As presidential candidates Donald Trump and Carly Fiorina like to keep telling us, being a CEO gives them exactly the right skills to lead this country. Does it? There's plenty of management experts who can vouch for or discount such thinking. Even Jamie Dimon of JP Morgan seemed to throw cold water on that idea last week in Detroit when he said: “I don’t think because you are a CEO you have the right tools. My experience in Washington and in politics–it’s kind of like 3-dimensional chess and you can lie.”
But one thing is clear: watching the GOP race for the White House is giving us plenty of rich material on what it takes to succeed and what not to do once you’re on top (ie. Trump’s latest weird twitter controversy). One of these candidates or both may eventually fail but that doesn’t mean they haven’t employed some crafty ways to win the hearts and minds of voters–and in the process, provided us with a few lessons in business. Here are my 5 favorite:
1. Make your voice heard: From the outset, it wasn’t difficult to hear Donald Trump’s voice loud and clear among the din of Republican contenders. But it’s been fascinating to see the biggest agitator so far hasn’t been the loud-mouthed New Jersey Governor Chris Christie but Fiorina. And it isn’t lost on many folks that she’s the lone woman in the wolf pack of male candidates. Particularly impressive was how she publicly advocated for herself to be included in the second round of debates even though her numbers were still pretty insignificant. How many times have you heard the line that to succeed you must make your voice heard, even when nobody is paying attention? Knowing who you are and what you are capable of and then forging ahead even when you’re the underdog is a characteristic many successful people have.
2. Be prepared, prepared, prepared: Fiorina won the debate last week because she appeared to be the most prepared out of all the candidates for whatever question came her way. I can’t hear enough from CEOs, entrepreneurs and others about how important preparation is and what short shrift people give this task. For some reason, many people think “winging it” is a sign of intelligence. It’s not. CEOs don’t have a lot of time to prepare but the really good ones know their stuff stone cold before an important event, call, presentation, meeting.
3. Words are a powerful motivational tool: Let’s face it: we don’t have a single idea how Trump or Fiorina would really govern this country. Therefore, what they tell us and how they tell us becomes that much more important. Similarly, great business leaders must motivate through words–how they convey their message is just as important as the message itself. I can’t tell you how many CEOs fail at communicating well, thus demoralizing or disaffecting their workers. Many fall into platitudes and corporate speak. The best business leaders have a great style about their communication–think of Warren Buffett and how almost every businessperson hangs on his every word in the annual letter. Or Jack Welch. A distinct style is an incredibly effective way of galvanizing and motivating workers.

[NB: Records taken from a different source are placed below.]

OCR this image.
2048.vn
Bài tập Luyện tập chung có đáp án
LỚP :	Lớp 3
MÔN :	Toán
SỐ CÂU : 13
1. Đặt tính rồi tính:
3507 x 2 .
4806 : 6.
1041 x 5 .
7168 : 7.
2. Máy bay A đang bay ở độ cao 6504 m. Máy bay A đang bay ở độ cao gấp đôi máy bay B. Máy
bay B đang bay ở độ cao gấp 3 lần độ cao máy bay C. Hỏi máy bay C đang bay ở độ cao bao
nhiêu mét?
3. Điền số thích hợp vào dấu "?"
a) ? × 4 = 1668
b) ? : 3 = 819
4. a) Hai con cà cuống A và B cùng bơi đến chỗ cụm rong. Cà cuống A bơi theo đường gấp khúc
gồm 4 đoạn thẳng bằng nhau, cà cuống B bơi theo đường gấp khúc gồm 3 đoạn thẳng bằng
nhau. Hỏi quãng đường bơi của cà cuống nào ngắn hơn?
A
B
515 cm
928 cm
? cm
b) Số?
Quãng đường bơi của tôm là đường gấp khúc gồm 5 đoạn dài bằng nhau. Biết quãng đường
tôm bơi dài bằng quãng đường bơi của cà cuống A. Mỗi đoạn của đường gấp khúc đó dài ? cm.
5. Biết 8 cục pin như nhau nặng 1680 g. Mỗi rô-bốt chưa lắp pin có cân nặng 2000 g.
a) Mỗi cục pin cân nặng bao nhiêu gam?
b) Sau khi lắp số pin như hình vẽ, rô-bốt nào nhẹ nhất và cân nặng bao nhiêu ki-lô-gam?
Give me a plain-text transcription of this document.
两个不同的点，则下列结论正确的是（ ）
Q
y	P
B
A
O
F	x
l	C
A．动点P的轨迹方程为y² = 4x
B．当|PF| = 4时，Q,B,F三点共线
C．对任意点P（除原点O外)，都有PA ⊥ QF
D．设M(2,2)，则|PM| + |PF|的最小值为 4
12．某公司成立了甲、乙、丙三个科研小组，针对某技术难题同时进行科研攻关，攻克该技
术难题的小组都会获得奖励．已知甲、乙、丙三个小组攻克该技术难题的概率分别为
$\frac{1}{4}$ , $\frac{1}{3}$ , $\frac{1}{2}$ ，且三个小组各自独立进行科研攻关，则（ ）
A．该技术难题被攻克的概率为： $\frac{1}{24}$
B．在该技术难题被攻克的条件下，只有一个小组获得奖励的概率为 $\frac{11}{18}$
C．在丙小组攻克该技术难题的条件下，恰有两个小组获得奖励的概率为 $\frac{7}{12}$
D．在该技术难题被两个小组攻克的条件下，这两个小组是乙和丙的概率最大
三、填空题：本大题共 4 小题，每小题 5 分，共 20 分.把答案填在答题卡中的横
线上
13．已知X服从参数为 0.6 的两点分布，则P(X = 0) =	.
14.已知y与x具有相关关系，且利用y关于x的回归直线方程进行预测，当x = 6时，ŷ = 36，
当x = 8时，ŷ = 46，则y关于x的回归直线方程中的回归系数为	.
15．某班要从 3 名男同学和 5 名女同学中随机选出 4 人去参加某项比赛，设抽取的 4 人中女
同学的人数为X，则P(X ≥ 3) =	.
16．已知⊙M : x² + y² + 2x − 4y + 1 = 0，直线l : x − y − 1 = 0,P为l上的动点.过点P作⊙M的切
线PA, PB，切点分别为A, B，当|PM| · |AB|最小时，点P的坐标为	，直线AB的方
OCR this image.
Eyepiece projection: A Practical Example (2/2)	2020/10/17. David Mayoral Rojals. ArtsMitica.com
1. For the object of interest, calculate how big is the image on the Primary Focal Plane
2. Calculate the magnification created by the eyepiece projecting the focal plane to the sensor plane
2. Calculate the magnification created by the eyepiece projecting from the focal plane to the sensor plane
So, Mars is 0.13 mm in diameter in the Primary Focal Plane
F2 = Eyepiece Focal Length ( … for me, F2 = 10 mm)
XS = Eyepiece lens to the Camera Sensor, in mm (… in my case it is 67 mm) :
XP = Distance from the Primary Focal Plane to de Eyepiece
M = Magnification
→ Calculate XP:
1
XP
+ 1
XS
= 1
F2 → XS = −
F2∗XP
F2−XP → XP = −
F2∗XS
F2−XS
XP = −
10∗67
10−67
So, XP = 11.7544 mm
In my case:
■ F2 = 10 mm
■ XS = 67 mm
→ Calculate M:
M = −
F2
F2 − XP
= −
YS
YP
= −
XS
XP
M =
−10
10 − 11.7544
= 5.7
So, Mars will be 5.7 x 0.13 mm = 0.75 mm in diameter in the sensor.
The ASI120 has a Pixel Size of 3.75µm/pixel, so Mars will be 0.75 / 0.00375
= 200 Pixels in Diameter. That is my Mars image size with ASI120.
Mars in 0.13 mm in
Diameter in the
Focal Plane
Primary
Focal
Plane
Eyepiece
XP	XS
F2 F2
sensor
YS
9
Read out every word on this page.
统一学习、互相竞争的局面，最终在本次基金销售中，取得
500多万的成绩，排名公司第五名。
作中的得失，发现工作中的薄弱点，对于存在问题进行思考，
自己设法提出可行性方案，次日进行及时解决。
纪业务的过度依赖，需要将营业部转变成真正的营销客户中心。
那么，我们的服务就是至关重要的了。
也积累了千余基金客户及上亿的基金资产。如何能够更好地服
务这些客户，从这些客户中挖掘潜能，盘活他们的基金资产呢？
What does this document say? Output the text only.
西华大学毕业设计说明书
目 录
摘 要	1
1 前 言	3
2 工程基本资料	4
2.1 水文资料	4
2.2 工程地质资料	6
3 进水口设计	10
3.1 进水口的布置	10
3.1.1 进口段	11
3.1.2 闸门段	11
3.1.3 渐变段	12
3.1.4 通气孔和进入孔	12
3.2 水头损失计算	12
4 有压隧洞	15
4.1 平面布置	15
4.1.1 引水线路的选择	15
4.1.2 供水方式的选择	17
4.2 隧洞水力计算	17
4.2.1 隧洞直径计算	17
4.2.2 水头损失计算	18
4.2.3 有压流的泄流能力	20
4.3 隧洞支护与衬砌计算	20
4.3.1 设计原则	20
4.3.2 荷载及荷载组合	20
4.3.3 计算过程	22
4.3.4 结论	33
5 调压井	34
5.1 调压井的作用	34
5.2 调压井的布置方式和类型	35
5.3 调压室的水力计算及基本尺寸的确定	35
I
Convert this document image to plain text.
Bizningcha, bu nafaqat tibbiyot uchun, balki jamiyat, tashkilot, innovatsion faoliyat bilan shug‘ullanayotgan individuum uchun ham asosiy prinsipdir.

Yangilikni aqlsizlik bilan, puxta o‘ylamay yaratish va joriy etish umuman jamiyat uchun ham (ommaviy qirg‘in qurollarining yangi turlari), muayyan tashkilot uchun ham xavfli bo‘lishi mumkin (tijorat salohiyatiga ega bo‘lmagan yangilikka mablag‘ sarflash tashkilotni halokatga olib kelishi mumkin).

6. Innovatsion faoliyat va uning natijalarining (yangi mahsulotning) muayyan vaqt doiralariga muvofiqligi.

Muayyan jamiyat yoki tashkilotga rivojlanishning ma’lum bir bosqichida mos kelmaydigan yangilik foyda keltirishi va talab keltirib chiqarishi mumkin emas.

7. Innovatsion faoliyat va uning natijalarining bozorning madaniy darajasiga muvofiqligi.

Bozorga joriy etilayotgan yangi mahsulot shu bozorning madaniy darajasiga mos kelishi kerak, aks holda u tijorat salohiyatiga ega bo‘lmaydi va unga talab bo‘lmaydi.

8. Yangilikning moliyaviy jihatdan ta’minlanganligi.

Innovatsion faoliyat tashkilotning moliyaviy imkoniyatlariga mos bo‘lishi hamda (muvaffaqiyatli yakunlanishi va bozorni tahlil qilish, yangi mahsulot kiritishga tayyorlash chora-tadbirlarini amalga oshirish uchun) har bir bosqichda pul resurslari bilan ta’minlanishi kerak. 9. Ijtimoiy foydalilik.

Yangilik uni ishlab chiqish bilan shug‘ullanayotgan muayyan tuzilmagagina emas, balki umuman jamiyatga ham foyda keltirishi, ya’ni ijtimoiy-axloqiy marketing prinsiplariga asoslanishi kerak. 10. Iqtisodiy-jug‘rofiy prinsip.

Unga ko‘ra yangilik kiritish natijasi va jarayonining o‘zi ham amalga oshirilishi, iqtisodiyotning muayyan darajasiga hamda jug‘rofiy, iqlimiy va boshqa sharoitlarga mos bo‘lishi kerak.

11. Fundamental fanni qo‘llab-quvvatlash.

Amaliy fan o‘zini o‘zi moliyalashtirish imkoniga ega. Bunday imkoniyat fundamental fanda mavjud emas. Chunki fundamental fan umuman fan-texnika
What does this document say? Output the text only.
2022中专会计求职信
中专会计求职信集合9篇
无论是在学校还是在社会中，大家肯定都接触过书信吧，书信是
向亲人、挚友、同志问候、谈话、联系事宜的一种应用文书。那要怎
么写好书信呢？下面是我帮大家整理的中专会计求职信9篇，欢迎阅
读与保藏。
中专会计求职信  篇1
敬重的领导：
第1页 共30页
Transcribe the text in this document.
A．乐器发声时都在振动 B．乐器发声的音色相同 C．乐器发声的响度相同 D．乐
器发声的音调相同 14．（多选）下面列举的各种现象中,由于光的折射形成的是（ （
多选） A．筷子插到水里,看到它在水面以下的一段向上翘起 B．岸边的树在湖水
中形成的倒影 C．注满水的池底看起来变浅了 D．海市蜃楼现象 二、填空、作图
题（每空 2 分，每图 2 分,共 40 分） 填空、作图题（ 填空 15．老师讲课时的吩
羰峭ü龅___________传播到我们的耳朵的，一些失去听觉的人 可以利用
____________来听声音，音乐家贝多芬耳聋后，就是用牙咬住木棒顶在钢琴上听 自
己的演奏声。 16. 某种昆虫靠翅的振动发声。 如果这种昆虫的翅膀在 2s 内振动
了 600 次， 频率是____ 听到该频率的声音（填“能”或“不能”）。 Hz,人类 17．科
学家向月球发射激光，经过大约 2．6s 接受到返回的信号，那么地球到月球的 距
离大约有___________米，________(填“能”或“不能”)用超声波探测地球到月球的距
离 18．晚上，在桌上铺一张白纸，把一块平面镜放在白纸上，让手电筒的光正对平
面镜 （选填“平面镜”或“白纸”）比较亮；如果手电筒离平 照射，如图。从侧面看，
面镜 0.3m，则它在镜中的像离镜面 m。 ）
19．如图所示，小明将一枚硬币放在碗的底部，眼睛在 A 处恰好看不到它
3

4. You need a lot of stamina: I was recently talking about the qualities of a chief executive at a conference and someone asked if you needed to be “superhuman.” Maybe not exactly superhuman, but part of being a great leader is being able to withstand what others cannot. You have to be calm in the middle of disaster; make decisions when chaos erupts; go right when everyone else is going left. This also includes being physically able to handle a schedule that few would want. Meetings from 5 am, calls well into the night, travel that’s constant and unrelenting. One chief executive said to me it is the absolute most physically demanding job. You saw some of that onstage last week–each candidate had to stand there for three hours of questioning under bright lights and national scrutiny. Others might wilt under the pressure, but if you’re truly built for this job, you can physically endure the demands, which is exactly what they all did.
5. Know when to exit: As I was writing this, news broke that candidate Scott Walker was suspending his campaign. Basically, he looked at the reality of his single digit poll numbers (in some cases, he didn’t even register anymore) and decided to fold. Whatever led to the demise of his campaign, at least he made the right decision: exit when you know you can’t win. Business leaders often find themselves in trouble when they stay in a market or a product for too long, even when the numbers are telling them a story of failure. Part of being a good leader is knowing when to exit, even if that includes yourself, for the greater good of your company or in Governor Walker’s case, for his party. And keep in mind, leaving early always imparts a better aftertaste than overstaying your welcome. I’m sure there are plenty of GOP candidates who feel the same way about their peers.